In other words, practice and persistence have paid off. Her greatest buzz? Talking to classrooms full of eager young students, of course. “Hands down, it is when I go into a class and listen to the kids. If I am having a stressful day I can drop into a school and feel much better.”
Does she have a five-year plan? Kendall laughs. No, life is moving too fast and anyway, that doesn’t really suit her. Banqer, however, has a five-year marketing vision that is constantly updated. “And we’ve got a lot of big, bold, crazy ideas – some of which have come to fruition.”
Unusually for a start-up, Banqer has never gone out and raised capital and there isn’t an exit strategy – both of which are usually text-book moves for a young company.
They haven’t needed to raise capital, says Kendall; and the founders believe in sustainable rather than exploitative growth. While Banqer is not a social enterprise as such, it is close to one in its scope. Theirs is a passion for giving students the keys to what was previously seen as an adult world – that of spreading financial literacy.
“We need business sustainability, but it doesn’t have to be 100 per cent capitalism all the time, squeezing a dollar out of every rock,” she says. “We are better than that; and I think once people realise that, we can unlock some pretty cool things. You need to make a living, but not some exploitative thing. I think people get lost in that journey.”

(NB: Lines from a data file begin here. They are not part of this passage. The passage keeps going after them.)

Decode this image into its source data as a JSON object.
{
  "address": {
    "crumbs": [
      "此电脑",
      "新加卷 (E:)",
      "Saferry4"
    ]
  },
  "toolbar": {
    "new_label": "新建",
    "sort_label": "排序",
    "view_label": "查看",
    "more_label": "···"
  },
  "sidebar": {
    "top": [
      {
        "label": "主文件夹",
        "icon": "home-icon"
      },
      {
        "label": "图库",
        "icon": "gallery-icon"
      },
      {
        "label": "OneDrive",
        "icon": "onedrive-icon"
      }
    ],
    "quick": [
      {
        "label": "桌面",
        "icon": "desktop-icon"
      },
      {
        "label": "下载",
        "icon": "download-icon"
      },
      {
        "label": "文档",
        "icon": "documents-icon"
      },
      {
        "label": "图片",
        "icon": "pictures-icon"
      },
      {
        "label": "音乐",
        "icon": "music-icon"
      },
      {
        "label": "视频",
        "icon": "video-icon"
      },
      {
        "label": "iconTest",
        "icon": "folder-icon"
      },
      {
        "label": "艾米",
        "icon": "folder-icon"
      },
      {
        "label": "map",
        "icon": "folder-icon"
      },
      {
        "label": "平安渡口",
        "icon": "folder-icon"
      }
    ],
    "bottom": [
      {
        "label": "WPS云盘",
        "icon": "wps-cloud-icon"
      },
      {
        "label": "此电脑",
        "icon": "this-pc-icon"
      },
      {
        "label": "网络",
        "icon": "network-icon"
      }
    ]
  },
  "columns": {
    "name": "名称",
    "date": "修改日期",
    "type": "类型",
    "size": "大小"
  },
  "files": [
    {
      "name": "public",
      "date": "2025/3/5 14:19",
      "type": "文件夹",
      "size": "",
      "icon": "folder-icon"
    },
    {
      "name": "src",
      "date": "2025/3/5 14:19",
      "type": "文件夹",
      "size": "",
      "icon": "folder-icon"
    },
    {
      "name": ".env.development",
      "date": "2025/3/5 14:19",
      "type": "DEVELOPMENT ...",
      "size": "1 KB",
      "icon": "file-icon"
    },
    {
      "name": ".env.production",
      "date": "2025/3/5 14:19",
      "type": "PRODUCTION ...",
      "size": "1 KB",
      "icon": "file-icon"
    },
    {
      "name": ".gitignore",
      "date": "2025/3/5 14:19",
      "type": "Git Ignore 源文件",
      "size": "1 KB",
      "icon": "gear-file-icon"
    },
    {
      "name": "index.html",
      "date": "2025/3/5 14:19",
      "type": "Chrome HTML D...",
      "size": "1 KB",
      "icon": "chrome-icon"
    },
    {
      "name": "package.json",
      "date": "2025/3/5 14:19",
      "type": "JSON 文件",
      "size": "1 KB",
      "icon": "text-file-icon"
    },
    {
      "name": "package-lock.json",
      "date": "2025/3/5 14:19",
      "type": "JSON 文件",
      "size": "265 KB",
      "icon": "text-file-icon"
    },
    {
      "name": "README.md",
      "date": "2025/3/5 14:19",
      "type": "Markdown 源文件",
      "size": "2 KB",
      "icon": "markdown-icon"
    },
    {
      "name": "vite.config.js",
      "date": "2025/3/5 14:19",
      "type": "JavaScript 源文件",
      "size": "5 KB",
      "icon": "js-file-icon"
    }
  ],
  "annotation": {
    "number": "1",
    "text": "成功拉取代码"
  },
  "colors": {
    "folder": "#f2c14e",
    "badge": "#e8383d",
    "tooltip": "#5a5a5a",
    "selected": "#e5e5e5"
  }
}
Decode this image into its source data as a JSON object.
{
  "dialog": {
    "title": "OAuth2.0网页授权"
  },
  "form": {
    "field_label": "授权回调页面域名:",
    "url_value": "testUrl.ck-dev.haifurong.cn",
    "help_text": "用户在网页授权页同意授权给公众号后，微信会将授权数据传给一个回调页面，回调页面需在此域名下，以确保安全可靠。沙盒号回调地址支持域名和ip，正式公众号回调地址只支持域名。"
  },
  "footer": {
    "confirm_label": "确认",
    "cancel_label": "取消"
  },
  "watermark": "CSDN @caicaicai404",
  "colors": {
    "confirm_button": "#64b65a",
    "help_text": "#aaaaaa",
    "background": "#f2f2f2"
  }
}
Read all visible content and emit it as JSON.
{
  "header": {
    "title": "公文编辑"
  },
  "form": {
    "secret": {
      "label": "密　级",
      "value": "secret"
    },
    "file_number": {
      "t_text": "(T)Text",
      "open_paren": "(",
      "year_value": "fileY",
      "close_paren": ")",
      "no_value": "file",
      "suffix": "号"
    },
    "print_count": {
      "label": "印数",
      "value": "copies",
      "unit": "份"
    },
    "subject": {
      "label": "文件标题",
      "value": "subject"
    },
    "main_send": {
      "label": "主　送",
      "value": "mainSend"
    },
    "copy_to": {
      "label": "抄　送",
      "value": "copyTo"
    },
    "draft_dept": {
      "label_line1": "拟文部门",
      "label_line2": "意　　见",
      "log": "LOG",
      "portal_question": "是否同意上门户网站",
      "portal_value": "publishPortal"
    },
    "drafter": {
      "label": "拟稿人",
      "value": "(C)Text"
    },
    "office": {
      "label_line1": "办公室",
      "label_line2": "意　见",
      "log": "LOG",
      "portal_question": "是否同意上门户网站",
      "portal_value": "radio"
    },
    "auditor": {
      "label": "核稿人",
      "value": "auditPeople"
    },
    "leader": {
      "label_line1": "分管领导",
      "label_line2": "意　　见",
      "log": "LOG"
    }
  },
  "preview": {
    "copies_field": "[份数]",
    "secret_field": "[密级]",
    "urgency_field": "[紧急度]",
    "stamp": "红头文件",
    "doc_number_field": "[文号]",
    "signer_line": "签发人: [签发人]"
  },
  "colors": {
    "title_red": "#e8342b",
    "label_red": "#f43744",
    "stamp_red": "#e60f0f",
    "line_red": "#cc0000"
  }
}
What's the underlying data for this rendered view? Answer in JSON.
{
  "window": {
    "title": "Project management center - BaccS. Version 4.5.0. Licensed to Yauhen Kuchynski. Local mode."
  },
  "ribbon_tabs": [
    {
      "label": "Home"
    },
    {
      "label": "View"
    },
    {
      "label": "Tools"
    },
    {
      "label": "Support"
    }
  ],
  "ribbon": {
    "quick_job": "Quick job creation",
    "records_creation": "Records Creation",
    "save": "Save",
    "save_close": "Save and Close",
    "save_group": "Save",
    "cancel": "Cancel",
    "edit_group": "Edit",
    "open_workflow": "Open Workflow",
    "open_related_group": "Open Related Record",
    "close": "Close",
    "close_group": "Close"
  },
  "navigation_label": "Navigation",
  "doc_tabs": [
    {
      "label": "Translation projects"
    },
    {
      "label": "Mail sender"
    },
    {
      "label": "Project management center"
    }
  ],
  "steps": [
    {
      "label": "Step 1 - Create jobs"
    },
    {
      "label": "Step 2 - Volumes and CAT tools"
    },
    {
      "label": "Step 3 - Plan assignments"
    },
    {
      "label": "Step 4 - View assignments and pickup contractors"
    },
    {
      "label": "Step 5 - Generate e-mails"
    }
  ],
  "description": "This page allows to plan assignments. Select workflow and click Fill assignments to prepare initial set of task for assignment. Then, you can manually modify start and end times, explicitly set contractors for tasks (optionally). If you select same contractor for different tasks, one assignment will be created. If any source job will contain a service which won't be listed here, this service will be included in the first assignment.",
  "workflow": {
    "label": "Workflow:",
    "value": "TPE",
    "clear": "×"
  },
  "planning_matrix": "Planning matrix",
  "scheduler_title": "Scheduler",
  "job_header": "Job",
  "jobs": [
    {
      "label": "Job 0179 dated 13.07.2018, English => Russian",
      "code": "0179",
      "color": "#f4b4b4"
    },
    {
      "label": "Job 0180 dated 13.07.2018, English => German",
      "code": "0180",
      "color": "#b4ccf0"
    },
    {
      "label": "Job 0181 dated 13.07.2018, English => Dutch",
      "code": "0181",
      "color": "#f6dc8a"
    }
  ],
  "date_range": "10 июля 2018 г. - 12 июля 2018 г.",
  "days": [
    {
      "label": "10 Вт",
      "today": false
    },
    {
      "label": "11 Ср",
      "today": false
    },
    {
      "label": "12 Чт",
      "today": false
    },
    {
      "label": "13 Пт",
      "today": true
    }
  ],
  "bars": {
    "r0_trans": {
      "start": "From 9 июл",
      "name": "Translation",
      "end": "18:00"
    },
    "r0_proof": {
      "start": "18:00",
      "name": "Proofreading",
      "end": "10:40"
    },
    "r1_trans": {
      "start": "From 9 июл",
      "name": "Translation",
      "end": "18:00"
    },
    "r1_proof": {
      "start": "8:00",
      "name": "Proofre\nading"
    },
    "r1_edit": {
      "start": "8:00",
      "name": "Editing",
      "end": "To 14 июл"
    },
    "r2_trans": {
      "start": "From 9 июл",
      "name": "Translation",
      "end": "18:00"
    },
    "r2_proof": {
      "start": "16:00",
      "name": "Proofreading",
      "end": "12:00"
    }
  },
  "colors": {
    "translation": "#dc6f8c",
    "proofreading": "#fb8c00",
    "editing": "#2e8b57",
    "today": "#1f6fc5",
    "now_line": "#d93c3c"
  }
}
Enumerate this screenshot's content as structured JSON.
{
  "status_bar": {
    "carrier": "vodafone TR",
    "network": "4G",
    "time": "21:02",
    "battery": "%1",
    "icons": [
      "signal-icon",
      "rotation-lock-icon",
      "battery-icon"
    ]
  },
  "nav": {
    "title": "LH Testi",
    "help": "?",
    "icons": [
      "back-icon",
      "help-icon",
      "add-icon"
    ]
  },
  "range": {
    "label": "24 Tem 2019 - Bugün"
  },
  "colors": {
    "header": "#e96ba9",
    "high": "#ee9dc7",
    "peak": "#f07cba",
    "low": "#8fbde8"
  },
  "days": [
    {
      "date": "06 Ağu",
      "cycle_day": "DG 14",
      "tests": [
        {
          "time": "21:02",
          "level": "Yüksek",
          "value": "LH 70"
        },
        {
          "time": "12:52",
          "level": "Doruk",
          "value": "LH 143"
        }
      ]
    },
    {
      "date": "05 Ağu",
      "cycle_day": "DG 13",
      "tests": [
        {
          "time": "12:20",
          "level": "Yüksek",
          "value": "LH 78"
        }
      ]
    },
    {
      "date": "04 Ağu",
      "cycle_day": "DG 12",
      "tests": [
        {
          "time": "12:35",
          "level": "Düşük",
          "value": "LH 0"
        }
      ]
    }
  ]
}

Winning the title of Young Māori Business Leader of the Year (sponsored by Ngāi Tahu Holdings) came as a nice surprise, she says; although the initial email arrived on April 1 so she thought it was an April Fool’s Day joke. The timing coincided with the beginning of her personal journey to explore her whakapapa.
“It was a bit of a shock but really amazing, pretty special. It came at a time when I was on this personal journey around my whānau, so the validation around my identity was pretty special. Obviously to kick my feet up for the night and recognise the work we have done was pretty cool, but that personal piece for me was really special. It has made me even hungrier to dive into my whakapapa.”
It is all part of a journey that Kendall describes as “pretty cool so far”. What is success? Not just dollars in a bank account, she says.